NAIROBI — The United States is warning that food aid will run out this week for millions of hungry people under a blockade imposed by Ethiopia’s government on the embattled Tigray region.
Samantha Power, the administrator of the US Agency for International Development, said in a statement late Thursday that less than 7% of the needed food aid has been reaching the Tigray region of some 6 million people, and USAID and other aid groups “have depleted their stores of food items warehoused in Tigray” after nine months of war.
“This shortage is not because food is unavailable, but because the Ethiopian Government is obstructing humanitarian aid and personnel, including land convoys and air access,” she said.
USAID has warned that up to 900,000 people in Tigray face famine conditions in what has been called the world’s worst hunger crisis in a decade. The Associated Press has reported that scores of people have starved to death.
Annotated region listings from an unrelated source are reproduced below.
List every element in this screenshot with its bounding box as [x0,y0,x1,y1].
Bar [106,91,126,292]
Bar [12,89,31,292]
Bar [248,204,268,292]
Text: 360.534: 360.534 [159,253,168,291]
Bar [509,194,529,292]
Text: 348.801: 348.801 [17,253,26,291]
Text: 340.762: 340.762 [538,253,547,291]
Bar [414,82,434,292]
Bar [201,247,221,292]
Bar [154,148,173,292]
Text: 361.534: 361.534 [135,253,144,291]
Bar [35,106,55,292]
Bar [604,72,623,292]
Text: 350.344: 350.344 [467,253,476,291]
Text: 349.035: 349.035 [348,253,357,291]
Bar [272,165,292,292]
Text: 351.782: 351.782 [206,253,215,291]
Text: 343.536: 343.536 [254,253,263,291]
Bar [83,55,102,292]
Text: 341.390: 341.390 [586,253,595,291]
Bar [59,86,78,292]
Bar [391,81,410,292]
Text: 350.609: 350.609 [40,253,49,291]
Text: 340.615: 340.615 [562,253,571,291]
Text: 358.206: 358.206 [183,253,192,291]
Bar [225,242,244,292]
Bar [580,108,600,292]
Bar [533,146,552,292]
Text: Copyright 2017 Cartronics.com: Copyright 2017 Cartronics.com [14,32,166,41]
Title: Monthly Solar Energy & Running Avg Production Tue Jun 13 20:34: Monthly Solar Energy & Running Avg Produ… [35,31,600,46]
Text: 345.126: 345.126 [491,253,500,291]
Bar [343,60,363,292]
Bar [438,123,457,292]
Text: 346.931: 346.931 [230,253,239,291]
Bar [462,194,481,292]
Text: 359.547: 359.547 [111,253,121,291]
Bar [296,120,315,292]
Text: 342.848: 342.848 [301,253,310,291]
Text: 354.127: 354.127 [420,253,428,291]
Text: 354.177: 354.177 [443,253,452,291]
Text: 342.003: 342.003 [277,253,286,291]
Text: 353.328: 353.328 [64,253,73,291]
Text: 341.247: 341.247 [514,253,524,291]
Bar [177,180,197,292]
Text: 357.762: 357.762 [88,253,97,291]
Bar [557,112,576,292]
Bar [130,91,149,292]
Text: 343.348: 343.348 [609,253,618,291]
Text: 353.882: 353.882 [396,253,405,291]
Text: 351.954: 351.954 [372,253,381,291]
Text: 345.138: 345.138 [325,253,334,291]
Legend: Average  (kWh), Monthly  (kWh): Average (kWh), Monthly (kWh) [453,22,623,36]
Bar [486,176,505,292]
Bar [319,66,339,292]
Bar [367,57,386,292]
Ethiopia’s government, on the defensive after Tigray forces retook much of the region in June, has accused humanitarian workers of arming and supporting the fighters, and aid workers have described intense searches and confiscation of personal medication, cash and communications equipment as they try to enter the region on rare convoys or flights.
The government also suspended the operations of Doctors Without Borders’ Dutch section and the Norwegian Refugee Council, accusing them of spreading “misinformation.”
A spokeswoman for Ethiopian Prime Minister Abiy Ahmed, Billene Seyoum, did not respond to a request for comment on Power’s remarks, which came shortly after United Nations Secretary-General Antonio Guterres told reporters that humanitarian conditions in Ethiopia are now “hellish.”
Guterres called for an immediate cease-fire, unrestricted aid access, the return of basic services and the creation of conditions for an Ethiopian-led dialogue.